Federation of Chilean Workers (FOCH)
Federation of Chilean Workers (FOCH)
A Chilean labor union created in 1909, the Federation of Chilean Workers (Federación Obrera de Chile—FOCH) was originally a mutual-aid organization of railroad workers who contributed small sums monthly to provide members with medical assistance. Named FOCH in 1917, it was reorganized in 1919 into a confederation of skilled and unskilled workers who called for unions to operate the factories and who opposed capitalism. FOCH initially included socialists, anarchists, non-political Social Democrats, and even bourgeois Radicals as well as Communists. Eventually the Communist members purged the non-Communists from positions of leadership within the federation. By the mid-1920s, FOCH was identifying itself as part of the Communist Party and tending to recruit its members from among the nitrate and coal miners, with whom the Communists had made the most inroads. At its height, FOCH's membership may have numbered as many as 150,000. The federation eventually collapsed during the late 1920s as the result of government oppression, particularly during the Ibáñez period (1927–1931), and declining economic conditions in FOCH's most important constituencies, the nitrate mines.
See alsoLabor Movements .
BIBLIOGRAPHY
Alan Angell, Politics and the Labour Movement in Chile (1972), pp. 32-38.

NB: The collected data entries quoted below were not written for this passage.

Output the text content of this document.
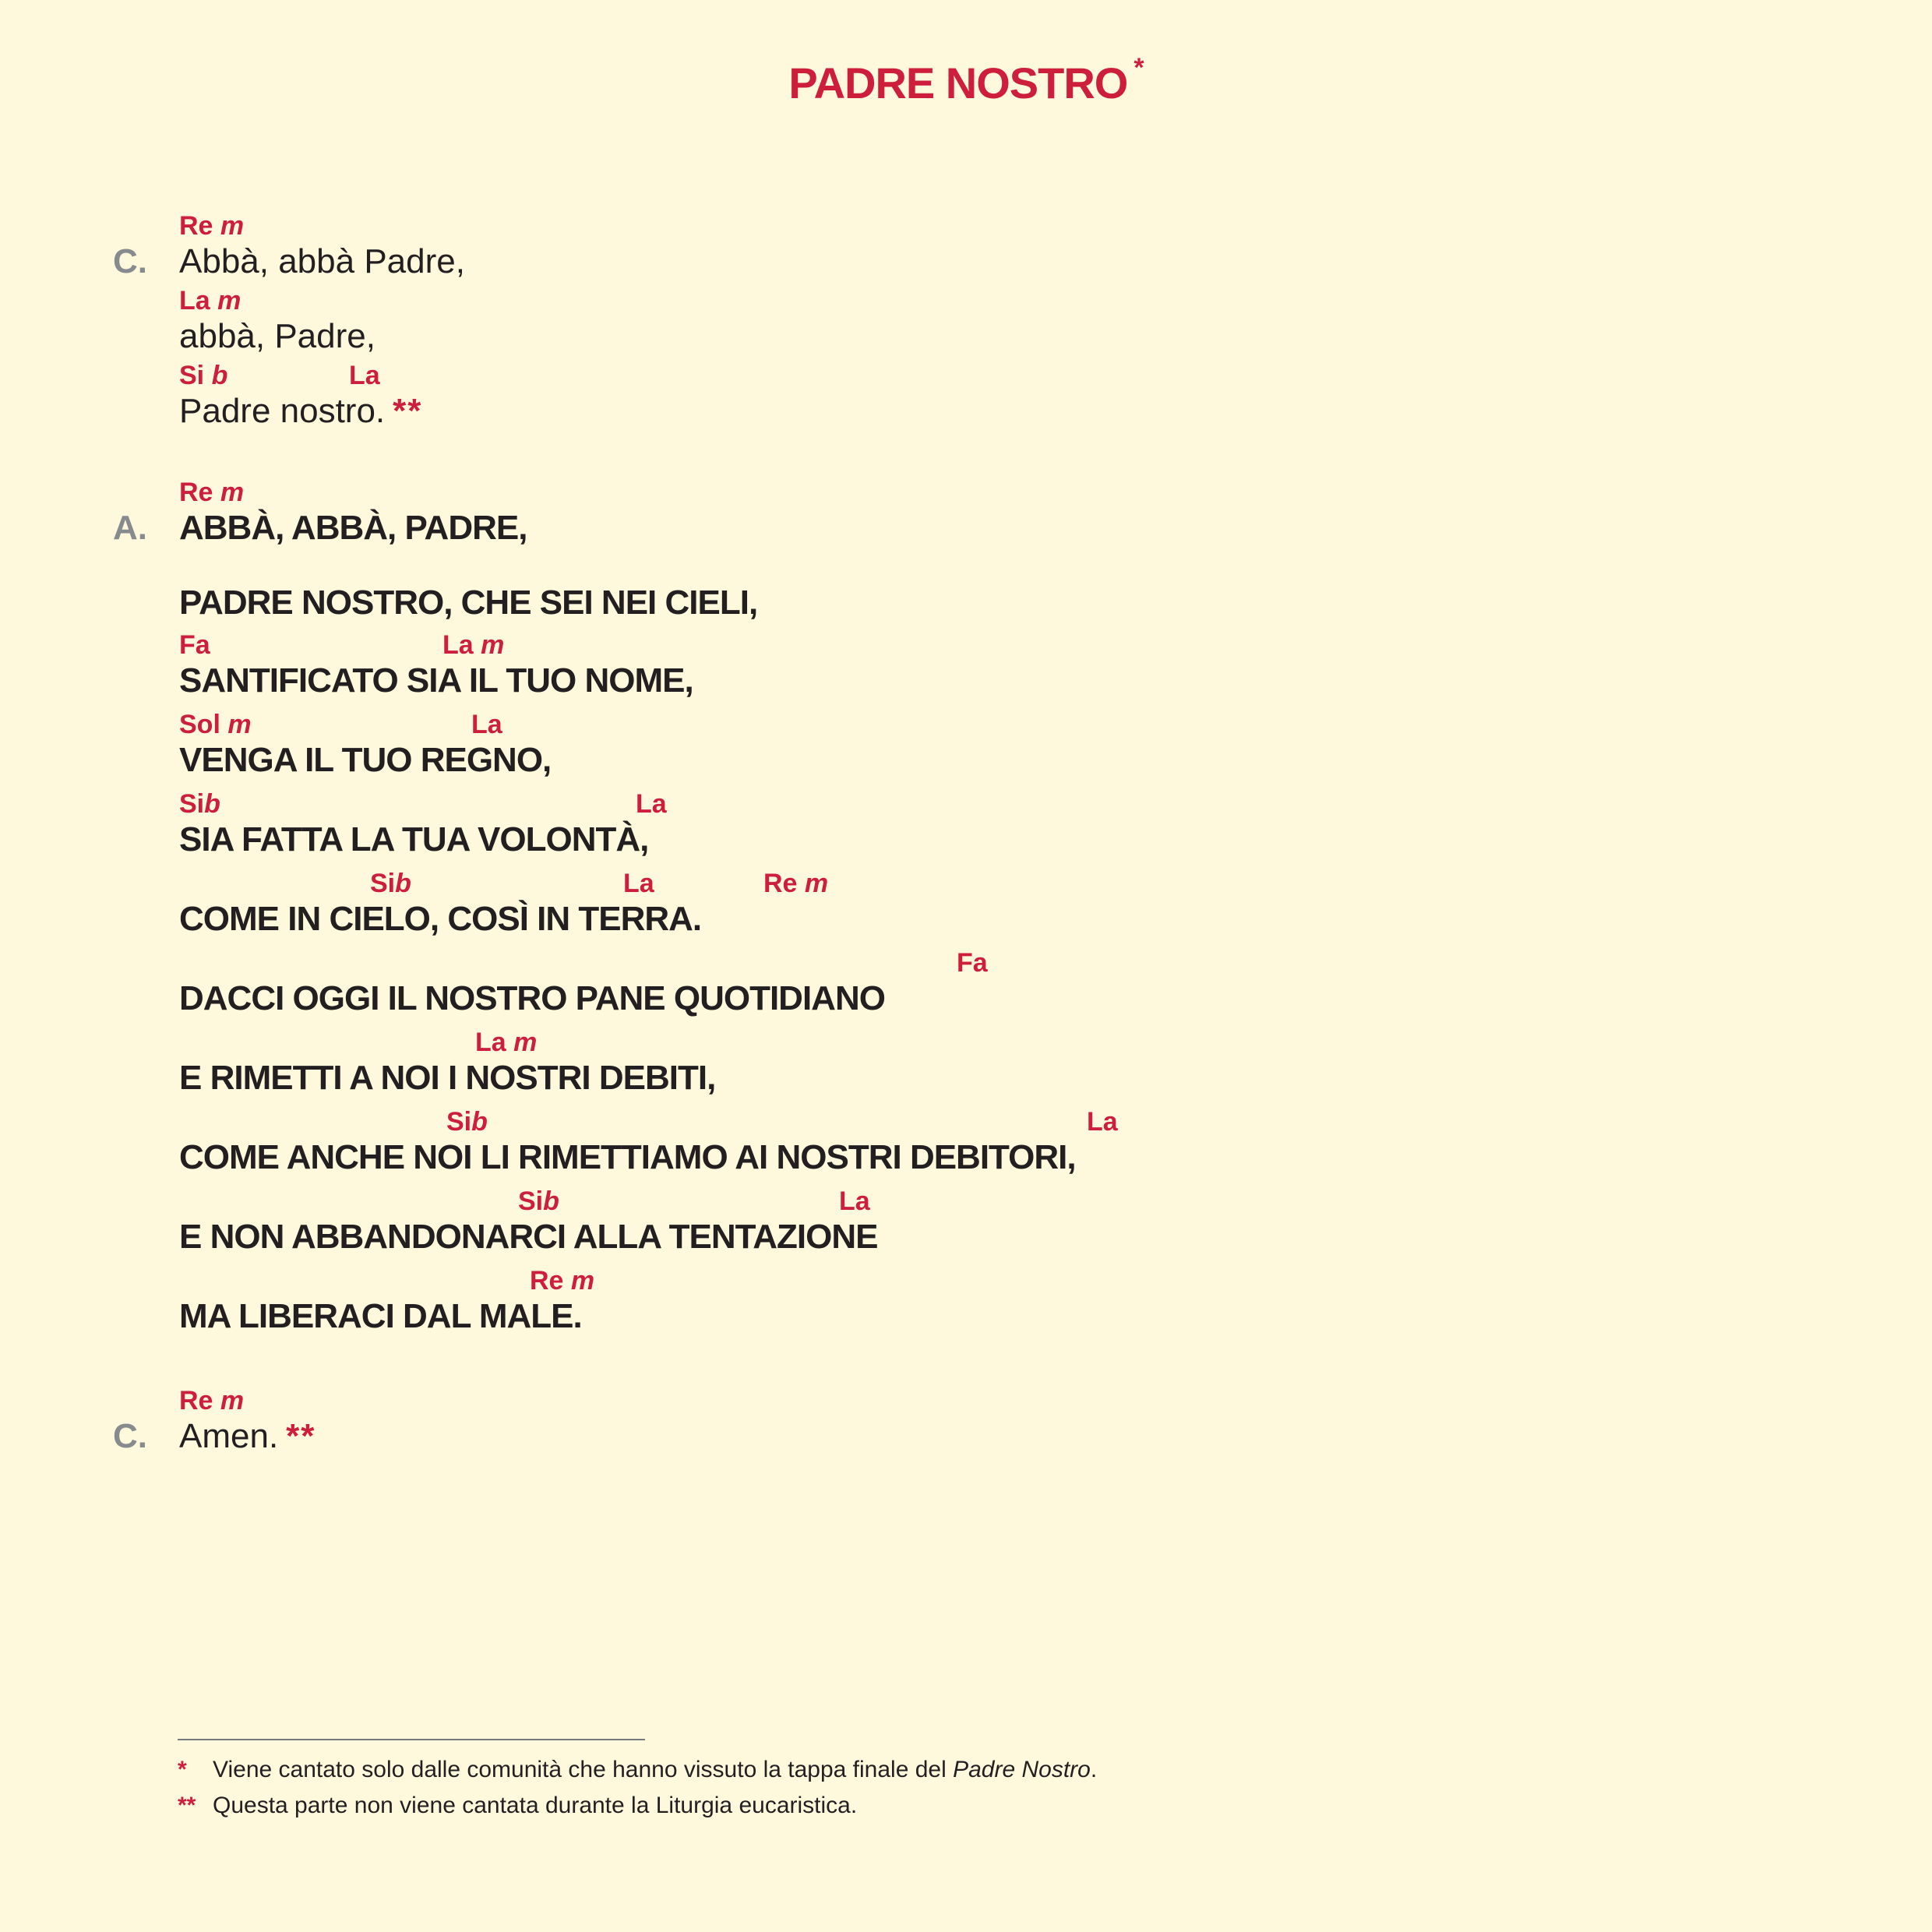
PADRE NOSTRO *
C.
Re m
Abbà, abbà Padre,
La m
abbà, Padre,
Si b	La
Padre nostro. **
A.
Re m
ABBÀ, ABBÀ, PADRE,
PADRE NOSTRO, CHE SEI NEI CIELI,
Fa	La m
SANTIFICATO SIA IL TUO NOME,
Sol m	La
VENGA IL TUO REGNO,
Sib	La
SIA FATTA LA TUA VOLONTÀ,
Sib	La	Re m
COME IN CIELO, COSÌ IN TERRA.
Fa
DACCI OGGI IL NOSTRO PANE QUOTIDIANO
La m
E RIMETTI A NOI I NOSTRI DEBITI,
Sib	La
COME ANCHE NOI LI RIMETTIAMO AI NOSTRI DEBITORI,
Sib	La
E NON ABBANDONARCI ALLA TENTAZIONE
Re m
MA LIBERACI DAL MALE.
C.
Re m
Amen. **
* Viene cantato solo dalle comunità che hanno vissuto la tappa finale del Padre Nostro.
** Questa parte non viene cantata durante la Liturgia eucaristica.
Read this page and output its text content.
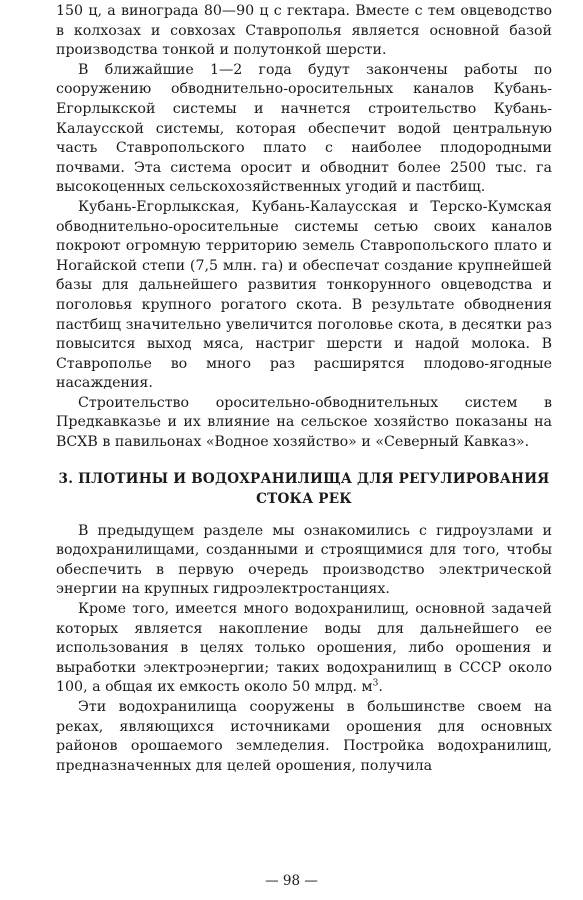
150 ц, а винограда 80—90 ц с гектара. Вместе с тем овцеводство в колхозах и совхозах Ставрополья является основной базой производства тонкой и полутонкой шерсти.

В ближайшие 1—2 года будут закончены работы по сооружению обводнительно-оросительных каналов Кубань-Егорлыкской системы и начнется строительство Кубань-Калаусской системы, которая обеспечит водой центральную часть Ставропольского плато с наиболее плодородными почвами. Эта система оросит и обводнит более 2500 тыс. га высокоценных сельскохозяйственных угодий и пастбищ.

Кубань-Егорлыкская, Кубань-Калаусская и Терско-Кумская обводнительно-оросительные системы сетью своих каналов покроют огромную территорию земель Ставропольского плато и Ногайской степи (7,5 млн. га) и обеспечат создание крупнейшей базы для дальнейшего развития тонкорунного овцеводства и поголовья крупного рогатого скота. В результате обводнения пастбищ значительно увеличится поголовье скота, в десятки раз повысится выход мяса, настриг шерсти и надой молока. В Ставрополье во много раз расширятся плодово-ягодные насаждения.

Строительство оросительно-обводнительных систем в Предкавказье и их влияние на сельское хозяйство показаны на ВСХВ в павильонах «Водное хозяйство» и «Северный Кавказ».

3. ПЛОТИНЫ И ВОДОХРАНИЛИЩА ДЛЯ РЕГУЛИРОВАНИЯ
СТОКА РЕК

В предыдущем разделе мы ознакомились с гидроузлами и водохранилищами, созданными и строящимися для того, чтобы обеспечить в первую очередь производство электрической энергии на крупных гидроэлектростанциях.

Кроме того, имеется много водохранилищ, основной задачей которых является накопление воды для дальнейшего ее использования в целях только орошения, либо орошения и выработки электроэнергии; таких водохранилищ в СССР около 100, а общая их емкость около 50 млрд. $м^3$.

Эти водохранилища сооружены в большинстве своем на реках, являющихся источниками орошения для основных районов орошаемого земледелия. Постройка водохранилищ, предназначенных для целей орошения, получила

— 98 —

Peter De Shazo, Urban Workers and Labor Unions in Chile, 1902–1927 (1983).
Additional Bibliography
Garcés, Mario, and Pedro Milos. FOCH, CTCH, CUT: Las centrales unitarias en la historia del sindicalismo chileno. Santiago: Educación y Comunicaciones Ltda., 1988.
Rojas Flores, Jorge. La Dictadura de Ibáñez y los sindicatos (1927–1931). Santiago: Dirección de Bibliotecas, Archivos y Museos, Centro de Investigaciones Diego Barros Arana, 1993.